Aschaffenburg:Freispruch im Prozess um 40 Jahre alten Mordfall

Prozess um Mord im Jahr 1979 geht in entscheidende Phase

Das Justizgebäude in Aschaffenburg.

(Foto: dpa)

Das Landgericht folgt in seinem Urteil den Anträgen von Staatsanwaltschaft und Verteidigung. Zuvor hatte ein Gutachten das Hauptindiz des Prozesses, eine Biss-Spur, entkräftet.

Von Olaf Przybilla, Aschaffenburg

Dass Staatsanwälte in Mordverfahren auf Freispruch plädieren, ist eine Seltenheit. Immerhin haben sie den Beschuldigten eines Kapitalverbrechens angeklagt, da muss erhöhte Ermittlungssorgfalt erwartet werden. Im Prozess um den Fall Christiane J., der einen Mord aus dem Jahr 1979 aufklären sollte, plädierte die Anklagebehörde aber auf genau das: Freispruch.

Eine Überraschung war das nach der Beweisaufnahme nicht mehr. Wenig später hat die 2. Große Jugendkammer in Aschaffenburg das getan, was ebenfalls nicht anders zu erwarten war. Nach der "äußerst umfangreichen Beweisaufnahme" sei "auch nicht ansatzweise bewiesen, dass der Angeklagte" der Mörder von Christiane J. sei, begann der Vorsitzende Karsten Krebs seine mündliche Urteilsbegründung. Der 57 Jahre alte Angeklagte sei freizusprechen, es sei "sehr unwahrscheinlich", dass er der Täter gewesen sei.

Das Hauptindiz in dem Prozess war eine Biss-Spur. Diese aber, räumte die Staatsanwaltschaft ein, habe nicht das gezeigt, was sie angeblich laut einer ersten Sachverständigen habe zeigen sollen: Und zwar, dass die Spur zum Angeklagten führt. Ein zweiter Gutachter hatte die Einschätzung seiner Kollegin, die "mit an Sicherheit grenzender Wahrscheinlichkeit" eine Übereinstimmung zwischen dem Gebiss des Angeklagten und der Spur am 15-jährigen Opfer unterstellt hatte, fast komplett aus der Welt geschafft. Ausschließen könne man nicht, dass der Angeklagte mit der Spur etwas zu tun habe - weil die Spur so schwach zu erkennen sei. Ansonsten seien alle von der Erstgutachterin unterstellten Anomalien nicht existent. Ein Schuldspruch wäre unter diesen Umständen einem Skandal gleichgekommen.

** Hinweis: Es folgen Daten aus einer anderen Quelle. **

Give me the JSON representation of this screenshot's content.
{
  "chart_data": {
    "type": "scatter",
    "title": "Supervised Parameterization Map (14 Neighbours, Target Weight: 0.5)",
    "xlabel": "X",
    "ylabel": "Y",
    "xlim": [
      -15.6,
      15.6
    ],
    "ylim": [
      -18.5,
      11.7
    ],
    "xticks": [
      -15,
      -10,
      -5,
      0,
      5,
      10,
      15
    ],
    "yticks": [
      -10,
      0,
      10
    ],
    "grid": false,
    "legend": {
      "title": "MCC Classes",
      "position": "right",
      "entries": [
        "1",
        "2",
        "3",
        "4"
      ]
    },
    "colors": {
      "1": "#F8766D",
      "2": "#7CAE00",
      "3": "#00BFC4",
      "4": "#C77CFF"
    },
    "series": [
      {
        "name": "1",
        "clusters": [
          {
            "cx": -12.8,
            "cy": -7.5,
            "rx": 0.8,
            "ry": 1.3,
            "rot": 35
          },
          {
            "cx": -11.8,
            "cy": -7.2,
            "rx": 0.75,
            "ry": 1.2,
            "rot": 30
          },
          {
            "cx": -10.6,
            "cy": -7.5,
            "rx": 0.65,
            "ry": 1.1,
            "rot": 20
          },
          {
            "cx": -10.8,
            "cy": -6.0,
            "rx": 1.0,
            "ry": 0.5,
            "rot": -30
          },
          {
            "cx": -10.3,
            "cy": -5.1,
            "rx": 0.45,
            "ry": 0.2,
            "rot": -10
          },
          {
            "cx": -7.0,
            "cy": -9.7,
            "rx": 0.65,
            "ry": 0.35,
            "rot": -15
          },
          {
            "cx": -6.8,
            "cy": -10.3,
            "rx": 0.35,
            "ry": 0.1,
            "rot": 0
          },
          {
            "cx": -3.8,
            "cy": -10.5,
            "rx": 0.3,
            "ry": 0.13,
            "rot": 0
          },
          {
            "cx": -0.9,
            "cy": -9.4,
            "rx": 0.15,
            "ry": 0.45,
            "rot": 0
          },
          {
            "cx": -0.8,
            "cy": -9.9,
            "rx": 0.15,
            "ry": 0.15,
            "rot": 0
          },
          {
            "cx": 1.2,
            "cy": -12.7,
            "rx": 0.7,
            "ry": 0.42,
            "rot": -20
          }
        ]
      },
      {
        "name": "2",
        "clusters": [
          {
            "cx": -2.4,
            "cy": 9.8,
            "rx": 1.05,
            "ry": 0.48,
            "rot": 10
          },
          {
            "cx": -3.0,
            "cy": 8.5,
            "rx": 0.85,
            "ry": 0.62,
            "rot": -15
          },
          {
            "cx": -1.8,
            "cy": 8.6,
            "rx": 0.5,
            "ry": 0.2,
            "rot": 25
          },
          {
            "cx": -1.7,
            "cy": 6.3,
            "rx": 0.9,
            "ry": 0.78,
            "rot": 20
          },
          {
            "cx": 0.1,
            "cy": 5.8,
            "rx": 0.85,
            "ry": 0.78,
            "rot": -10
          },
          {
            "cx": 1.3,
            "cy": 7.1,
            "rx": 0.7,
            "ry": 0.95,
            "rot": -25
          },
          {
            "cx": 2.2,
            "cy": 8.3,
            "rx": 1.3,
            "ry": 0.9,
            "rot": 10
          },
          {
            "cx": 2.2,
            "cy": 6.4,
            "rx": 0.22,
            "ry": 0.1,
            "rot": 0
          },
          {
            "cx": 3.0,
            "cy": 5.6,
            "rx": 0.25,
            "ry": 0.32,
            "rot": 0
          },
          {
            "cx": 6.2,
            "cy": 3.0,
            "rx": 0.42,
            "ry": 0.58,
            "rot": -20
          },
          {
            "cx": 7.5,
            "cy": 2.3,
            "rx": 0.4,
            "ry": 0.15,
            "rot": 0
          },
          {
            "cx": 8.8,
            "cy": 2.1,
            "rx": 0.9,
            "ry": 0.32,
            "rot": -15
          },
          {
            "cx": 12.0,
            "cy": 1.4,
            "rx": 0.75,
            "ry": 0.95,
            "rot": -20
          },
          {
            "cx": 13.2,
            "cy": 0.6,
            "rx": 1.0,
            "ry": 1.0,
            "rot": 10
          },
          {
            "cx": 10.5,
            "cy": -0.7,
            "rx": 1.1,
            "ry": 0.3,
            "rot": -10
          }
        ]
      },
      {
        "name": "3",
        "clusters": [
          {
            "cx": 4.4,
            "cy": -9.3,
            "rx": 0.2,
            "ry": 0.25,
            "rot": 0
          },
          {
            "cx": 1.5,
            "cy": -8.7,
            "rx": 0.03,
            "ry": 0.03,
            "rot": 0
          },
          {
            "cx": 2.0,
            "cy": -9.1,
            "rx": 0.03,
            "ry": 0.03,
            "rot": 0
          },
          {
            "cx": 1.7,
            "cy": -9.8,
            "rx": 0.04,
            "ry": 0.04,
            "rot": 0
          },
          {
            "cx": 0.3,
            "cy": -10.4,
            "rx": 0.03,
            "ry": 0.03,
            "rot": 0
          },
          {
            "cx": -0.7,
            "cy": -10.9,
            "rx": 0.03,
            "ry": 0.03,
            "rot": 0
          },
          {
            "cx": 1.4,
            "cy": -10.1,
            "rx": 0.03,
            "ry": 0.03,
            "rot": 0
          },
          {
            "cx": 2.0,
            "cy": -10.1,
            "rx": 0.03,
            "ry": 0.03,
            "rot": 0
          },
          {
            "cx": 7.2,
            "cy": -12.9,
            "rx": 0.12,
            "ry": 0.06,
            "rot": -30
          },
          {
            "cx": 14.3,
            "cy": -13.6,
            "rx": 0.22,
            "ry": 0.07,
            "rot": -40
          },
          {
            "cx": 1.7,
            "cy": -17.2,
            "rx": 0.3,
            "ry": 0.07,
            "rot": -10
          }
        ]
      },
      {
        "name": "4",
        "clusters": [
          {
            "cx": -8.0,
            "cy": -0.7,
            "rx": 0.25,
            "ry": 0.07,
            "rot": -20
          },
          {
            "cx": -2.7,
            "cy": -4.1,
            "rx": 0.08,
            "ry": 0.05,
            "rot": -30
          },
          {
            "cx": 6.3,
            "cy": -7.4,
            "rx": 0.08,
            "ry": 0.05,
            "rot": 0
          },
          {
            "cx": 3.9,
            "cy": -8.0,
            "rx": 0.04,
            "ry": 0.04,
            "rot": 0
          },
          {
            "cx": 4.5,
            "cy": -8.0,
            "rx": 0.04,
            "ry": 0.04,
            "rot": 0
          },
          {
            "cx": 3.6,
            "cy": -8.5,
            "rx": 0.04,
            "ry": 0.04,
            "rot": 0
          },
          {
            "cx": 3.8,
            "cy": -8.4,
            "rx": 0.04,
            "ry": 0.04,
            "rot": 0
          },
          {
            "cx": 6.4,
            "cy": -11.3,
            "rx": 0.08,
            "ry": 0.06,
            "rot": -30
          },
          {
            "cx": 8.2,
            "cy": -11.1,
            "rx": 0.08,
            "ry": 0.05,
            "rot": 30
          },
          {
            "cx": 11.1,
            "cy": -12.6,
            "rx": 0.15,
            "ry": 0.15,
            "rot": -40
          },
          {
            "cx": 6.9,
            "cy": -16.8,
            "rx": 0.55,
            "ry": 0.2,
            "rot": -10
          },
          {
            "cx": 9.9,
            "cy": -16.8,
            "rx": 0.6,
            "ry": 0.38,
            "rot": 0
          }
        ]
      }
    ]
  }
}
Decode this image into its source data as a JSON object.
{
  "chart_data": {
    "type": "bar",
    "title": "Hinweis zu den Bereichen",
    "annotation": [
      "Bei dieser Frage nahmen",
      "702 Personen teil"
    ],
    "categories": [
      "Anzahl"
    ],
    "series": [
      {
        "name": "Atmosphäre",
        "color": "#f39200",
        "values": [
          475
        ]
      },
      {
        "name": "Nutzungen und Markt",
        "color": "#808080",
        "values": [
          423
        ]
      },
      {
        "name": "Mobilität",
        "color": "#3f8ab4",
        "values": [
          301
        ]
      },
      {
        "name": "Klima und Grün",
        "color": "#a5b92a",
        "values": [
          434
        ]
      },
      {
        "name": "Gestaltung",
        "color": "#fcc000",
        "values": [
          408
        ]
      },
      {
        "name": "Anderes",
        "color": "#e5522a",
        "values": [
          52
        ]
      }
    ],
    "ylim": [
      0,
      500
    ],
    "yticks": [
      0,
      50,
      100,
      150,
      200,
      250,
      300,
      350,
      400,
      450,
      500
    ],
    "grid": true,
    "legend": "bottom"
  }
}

Die Richter hielten das erste Gutachten nun für "grob falsch". Der Staatsanwalt plädierte für Freispruch aus Mangel an Beweisen. Die Nebenklagevertreterin hielt zwar den Angeklagten "von allen potenziellen Mördern der Christiane" für den wahrscheinlichsten, verzichtete aber auf einen eigenen Antrag. Die Verteidigung hält die Unschuld des Angeklagten für erwiesen. Alle Indizien seien "wie ein Kartenhaus zusammengefallen". Hätte der Staatsanwalt der ersten Gutachterin so kritische Fragen gestellt wie dem Zweitgutachter, wäre es "wohl nie zu dem Haftbefehl gekommen", hatte Anwalt Bernhard Zahn bereits vor der Urteilsverkündung kritisiert. Der Angeklagte hatte auch am letzten Verhandlungstag seine Aussage erneuert, mit dem Tod der Christiane J. nichts zu tun zu haben. Die Richter ordneten an, dass der Angeklagte für die fast neunmonatige Untersuchungshaft zu entschädigen ist.